Frist, the Senate's only physician, summarily dismissed Clinton's proposal for a $110 billion expansion of government-subsidized health coverage for the working poor, which had been offered largely to provide fodder for Democratic election campaigns.
Comparing it to the much larger, but unsuccessful proposal the president offered at the beginning of his first term, Frist called the new plan "just as bad as the first."
"It makes government even bigger and more bloated because each new program we heard about tonight -- and there were about 11 of them in health care alone -- comes with its own massive bureaucracy," Frist said.
But the Republicans signaled that they are inclined to pass some version of another Clinton health care proposal: to make prescription drug coverage available for Medicare recipients.
House Speaker Dennis Hastert said he is determined to come up with a plan that offers the new benefit only to the 35 percent of elderly Americans who have no drug coverage now -- not those covered by private insurance.
"We don't want to jeopardize the good coverage that already exists," Hastert said.
Education is another priority the lawmakers share with Clinton.
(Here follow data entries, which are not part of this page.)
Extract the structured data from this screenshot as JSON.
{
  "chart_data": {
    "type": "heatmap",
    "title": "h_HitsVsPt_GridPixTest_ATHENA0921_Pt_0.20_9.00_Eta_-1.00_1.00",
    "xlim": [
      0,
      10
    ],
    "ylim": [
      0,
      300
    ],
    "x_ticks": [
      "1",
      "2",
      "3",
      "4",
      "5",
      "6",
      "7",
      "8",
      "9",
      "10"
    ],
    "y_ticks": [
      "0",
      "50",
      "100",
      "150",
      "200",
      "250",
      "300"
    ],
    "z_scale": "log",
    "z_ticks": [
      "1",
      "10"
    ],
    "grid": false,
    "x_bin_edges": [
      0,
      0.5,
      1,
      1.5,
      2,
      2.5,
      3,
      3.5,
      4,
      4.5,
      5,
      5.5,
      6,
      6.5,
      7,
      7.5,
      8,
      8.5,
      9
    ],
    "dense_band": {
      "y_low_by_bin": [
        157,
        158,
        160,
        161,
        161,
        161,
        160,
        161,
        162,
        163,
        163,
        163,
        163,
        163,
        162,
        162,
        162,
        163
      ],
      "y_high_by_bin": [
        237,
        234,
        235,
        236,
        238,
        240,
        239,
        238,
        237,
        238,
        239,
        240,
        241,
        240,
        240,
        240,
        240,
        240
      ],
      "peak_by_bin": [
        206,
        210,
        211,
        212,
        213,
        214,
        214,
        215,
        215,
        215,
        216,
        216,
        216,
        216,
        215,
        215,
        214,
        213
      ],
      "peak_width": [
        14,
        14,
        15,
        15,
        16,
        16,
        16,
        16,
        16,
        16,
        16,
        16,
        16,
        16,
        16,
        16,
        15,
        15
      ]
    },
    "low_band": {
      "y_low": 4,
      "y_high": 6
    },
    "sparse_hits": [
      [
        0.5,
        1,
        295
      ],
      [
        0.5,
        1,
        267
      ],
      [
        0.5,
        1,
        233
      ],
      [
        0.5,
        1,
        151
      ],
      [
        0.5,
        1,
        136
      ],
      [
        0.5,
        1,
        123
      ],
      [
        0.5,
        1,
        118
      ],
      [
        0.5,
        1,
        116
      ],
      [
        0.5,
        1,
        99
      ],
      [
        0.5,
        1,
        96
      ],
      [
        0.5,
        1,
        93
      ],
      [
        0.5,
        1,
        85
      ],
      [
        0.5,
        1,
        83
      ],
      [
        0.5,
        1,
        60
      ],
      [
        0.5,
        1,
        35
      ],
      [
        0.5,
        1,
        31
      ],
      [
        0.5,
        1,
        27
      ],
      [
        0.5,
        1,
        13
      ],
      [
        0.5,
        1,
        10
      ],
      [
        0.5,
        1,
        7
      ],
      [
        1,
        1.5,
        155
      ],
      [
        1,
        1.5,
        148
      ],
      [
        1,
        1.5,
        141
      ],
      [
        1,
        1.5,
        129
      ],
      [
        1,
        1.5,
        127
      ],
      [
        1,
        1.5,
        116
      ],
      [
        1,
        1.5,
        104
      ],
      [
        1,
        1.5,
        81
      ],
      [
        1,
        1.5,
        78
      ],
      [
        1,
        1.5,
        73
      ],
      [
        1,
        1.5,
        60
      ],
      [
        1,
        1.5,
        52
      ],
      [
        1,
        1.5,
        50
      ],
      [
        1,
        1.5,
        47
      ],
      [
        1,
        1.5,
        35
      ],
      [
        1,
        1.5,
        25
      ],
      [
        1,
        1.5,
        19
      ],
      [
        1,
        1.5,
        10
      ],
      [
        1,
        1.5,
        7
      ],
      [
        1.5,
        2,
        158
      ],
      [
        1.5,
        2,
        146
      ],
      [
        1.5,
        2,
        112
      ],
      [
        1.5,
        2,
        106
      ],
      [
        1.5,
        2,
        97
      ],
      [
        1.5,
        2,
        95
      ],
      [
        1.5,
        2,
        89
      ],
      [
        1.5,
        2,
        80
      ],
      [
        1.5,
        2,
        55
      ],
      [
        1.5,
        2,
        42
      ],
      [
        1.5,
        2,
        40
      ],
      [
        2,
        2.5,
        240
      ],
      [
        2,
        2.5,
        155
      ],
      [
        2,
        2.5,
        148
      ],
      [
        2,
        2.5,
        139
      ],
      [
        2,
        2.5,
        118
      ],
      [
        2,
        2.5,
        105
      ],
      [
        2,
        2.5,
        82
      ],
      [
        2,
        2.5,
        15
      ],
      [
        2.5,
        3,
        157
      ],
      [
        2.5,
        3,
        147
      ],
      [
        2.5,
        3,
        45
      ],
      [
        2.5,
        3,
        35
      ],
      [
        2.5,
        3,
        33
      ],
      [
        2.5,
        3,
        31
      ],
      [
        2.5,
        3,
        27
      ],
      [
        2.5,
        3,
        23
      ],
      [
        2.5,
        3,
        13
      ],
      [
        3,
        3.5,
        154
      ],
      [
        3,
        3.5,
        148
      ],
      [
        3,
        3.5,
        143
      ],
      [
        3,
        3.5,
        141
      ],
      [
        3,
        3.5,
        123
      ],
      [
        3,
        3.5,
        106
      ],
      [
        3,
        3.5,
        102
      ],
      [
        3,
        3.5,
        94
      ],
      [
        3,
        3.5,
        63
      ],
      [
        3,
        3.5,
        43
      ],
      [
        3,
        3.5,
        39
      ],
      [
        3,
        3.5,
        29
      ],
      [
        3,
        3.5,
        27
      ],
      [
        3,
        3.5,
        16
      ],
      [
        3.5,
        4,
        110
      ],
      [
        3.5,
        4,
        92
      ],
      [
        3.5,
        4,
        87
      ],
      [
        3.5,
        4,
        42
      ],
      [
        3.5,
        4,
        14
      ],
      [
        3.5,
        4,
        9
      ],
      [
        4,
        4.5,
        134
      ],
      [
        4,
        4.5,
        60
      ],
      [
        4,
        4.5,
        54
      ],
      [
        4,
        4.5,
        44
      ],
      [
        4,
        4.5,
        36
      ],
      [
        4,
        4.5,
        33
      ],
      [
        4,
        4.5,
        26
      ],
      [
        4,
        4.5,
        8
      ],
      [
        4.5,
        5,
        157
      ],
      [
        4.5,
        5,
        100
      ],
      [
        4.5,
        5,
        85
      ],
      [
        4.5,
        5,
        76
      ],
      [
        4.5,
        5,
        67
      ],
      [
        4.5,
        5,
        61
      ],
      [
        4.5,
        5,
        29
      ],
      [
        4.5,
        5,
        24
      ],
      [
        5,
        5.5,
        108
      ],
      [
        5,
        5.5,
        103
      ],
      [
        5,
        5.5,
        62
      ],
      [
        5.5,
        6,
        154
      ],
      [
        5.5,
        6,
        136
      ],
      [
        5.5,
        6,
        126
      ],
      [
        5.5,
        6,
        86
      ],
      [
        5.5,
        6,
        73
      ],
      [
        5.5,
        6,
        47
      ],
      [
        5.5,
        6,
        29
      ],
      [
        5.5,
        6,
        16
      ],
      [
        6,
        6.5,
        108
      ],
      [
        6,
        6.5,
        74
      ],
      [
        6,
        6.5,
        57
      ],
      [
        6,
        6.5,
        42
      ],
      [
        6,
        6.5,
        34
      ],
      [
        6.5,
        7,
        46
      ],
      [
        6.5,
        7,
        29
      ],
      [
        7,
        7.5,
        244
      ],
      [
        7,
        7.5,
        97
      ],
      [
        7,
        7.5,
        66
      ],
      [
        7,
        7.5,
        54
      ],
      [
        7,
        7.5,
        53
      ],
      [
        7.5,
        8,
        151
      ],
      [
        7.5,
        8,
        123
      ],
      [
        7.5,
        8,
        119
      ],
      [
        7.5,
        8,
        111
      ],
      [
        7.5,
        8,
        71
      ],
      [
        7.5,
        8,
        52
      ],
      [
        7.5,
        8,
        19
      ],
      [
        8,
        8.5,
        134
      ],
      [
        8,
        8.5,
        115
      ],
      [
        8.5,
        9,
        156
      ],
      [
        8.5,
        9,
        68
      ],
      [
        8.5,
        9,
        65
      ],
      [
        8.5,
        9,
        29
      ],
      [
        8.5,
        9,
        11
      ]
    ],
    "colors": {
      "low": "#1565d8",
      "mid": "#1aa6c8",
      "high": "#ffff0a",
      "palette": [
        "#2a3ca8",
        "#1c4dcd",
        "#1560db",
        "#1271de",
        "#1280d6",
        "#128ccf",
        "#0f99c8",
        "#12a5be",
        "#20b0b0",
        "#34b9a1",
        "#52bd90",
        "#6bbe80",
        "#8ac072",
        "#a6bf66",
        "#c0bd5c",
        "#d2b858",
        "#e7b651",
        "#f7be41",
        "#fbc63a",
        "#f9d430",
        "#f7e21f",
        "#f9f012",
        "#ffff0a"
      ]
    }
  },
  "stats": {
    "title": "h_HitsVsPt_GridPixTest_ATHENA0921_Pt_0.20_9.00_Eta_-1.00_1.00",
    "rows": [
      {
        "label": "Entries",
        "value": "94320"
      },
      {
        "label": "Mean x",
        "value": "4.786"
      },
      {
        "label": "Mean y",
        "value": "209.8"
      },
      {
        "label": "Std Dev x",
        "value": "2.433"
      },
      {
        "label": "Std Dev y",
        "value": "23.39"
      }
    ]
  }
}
For Democrats, the key issue is providing money to build schools and modernize others.
"Some engineers estimate that one-third of our public schools are substandard," said Rep. Charles B. Rangel, a New York Democrat. "The president says this is not acceptable for a great nation. I hope he can persuade the Republican leadership." Republicans say they are willing to spend more federal money for schools, but want to grant more control of how the money is spent to state and local authorities.
"The debate in Washington is not about money, it is about who makes the decisions," said Sen. Susan M. Collins of Maine, who shared the Republican response duties with Frist.
"We need a change of approach -- one that recognizes that local schools, not Washington offices, are the heart and home of education."